La última iniciativa de la ministra de Trabajo vio la luz en el BOE el pasado viernes: un Real Decreto Ley con una medida estrella: la fuerza mayor y las causas económicas, técnicas, organizativas y de la producción que se produzcan como consecuencia de la pandemia del coronavirus no podrán ser justificación de extinción de contrato ni de despido. La concurrencia de estas contingencias, por lo tanto, tendrán que encauzarse por la vía exclusiva de la regulación temporal de empleo (ERTE). Y afecta, es otra novedad, tanto a los contratos de duración indeterminada (fijos) como a los temporales.

La norma supone la suspensión de una de las causas para el despido objetivo recogida en el artículo 52 Estatuto de los Trabajadores, que permitía la extinción del contrato laboral, sobrevenidos esos motivos económicos o productivos en la empresa, con una indemnización de 20 días, y no de 33. La medida tiene su lógica después de la buena regulación que el Gobierno ha realizado de los ERTE y de la eliminación de los costes antes existentes en estos procesos.

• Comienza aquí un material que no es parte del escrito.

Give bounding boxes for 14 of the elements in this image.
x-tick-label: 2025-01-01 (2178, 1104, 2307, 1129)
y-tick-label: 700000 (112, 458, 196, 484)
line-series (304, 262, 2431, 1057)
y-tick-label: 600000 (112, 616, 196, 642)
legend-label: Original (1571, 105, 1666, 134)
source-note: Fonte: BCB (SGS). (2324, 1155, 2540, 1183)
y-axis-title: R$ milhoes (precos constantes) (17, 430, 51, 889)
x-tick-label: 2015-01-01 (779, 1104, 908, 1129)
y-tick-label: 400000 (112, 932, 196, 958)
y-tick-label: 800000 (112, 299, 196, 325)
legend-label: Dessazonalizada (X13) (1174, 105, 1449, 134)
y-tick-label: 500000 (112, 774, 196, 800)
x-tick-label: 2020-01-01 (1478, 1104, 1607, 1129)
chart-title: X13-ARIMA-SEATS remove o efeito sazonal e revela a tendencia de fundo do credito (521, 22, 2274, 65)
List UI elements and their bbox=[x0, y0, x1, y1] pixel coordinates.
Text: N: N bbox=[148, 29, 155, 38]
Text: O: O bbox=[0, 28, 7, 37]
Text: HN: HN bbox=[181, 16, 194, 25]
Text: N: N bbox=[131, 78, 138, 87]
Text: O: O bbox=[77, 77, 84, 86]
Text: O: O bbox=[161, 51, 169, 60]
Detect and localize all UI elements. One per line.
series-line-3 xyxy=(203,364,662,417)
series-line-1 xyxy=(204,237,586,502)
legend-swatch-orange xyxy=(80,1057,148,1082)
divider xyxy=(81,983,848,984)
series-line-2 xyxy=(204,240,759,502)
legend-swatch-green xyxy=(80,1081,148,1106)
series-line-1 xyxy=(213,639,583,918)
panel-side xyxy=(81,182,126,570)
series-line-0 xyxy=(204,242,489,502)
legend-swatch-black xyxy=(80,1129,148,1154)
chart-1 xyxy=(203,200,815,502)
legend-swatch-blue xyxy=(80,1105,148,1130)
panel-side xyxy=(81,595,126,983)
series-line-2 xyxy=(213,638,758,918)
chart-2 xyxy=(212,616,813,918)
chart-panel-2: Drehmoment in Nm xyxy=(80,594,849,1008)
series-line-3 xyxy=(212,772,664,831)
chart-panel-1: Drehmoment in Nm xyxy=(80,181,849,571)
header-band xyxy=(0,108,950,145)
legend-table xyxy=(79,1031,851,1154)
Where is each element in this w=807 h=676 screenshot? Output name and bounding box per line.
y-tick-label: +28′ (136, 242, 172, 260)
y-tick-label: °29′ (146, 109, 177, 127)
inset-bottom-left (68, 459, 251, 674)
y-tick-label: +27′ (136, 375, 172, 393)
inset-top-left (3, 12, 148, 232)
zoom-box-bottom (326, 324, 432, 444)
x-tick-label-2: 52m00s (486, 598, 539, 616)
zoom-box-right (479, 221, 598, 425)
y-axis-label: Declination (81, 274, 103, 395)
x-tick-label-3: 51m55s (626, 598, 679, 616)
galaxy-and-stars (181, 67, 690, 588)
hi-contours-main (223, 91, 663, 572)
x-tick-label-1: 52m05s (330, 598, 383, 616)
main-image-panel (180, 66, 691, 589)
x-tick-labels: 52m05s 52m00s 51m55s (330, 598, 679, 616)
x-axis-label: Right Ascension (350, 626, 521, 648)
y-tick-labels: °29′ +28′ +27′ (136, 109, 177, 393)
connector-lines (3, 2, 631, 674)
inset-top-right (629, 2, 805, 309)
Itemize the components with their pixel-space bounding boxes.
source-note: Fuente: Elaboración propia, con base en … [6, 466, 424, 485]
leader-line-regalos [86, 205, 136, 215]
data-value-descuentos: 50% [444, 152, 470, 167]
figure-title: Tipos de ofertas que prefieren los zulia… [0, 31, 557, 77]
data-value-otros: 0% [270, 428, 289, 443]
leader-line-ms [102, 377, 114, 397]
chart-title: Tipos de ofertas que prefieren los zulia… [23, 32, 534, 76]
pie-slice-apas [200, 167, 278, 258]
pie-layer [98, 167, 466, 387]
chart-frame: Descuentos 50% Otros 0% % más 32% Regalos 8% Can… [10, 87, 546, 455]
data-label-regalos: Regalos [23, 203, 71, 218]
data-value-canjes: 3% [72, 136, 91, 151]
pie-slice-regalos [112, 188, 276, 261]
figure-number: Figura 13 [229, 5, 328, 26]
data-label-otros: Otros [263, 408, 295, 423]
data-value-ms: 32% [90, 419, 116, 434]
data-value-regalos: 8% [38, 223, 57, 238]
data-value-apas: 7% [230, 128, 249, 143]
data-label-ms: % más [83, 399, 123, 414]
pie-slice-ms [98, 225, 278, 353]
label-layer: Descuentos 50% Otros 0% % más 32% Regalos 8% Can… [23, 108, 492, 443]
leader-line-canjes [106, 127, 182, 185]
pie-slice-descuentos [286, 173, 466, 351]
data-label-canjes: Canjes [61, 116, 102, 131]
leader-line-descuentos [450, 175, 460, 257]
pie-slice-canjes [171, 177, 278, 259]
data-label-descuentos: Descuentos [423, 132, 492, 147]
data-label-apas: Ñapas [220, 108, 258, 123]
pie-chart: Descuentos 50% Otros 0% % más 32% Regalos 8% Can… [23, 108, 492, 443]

En Segovia la afección del nuevo decreto de Trabajo va a ser pequeña. Prácticamente no se ha recurrido al despido objetivo para resolver el galimatías económico que ha producido el dichoso coronavirus. Ha sido el ERTE el instrumento más utilizado, y en buen número.

¿Qué ocurre si a pesar de ello la empresa recurre al despido por causas económicas o productivas? Pues que será declarado nulo. Ojo, nulo, no improcedente. Es decir, que en caso de reclamación del trabajador ante la jurisdicción laboral tendrá la obligación de readmitir al operario y de abonarle los salarios de tramitación devengados hasta la toma de decisión del Juzgado de lo Social. Es la diferencia con el despido improcedente, que con una indemnización de 33 días por año trabajado cierra el expediente.

Y una última maldad. Me llama la atención que la patronal, tan callada hasta ahora con las medidas de liquidez, que son las verdaderamente importantes para la reactivación futura de la economía, haya levantado la voz por esta iniciativa del Ministerio de Trabajo. Mal asunto cuando un problema económico en el interior de la empresa se solventa ahora con el despido de los trabajadores. O evidencia un problema previo que no se resolvió a tiempo o simplemente una supina torpeza.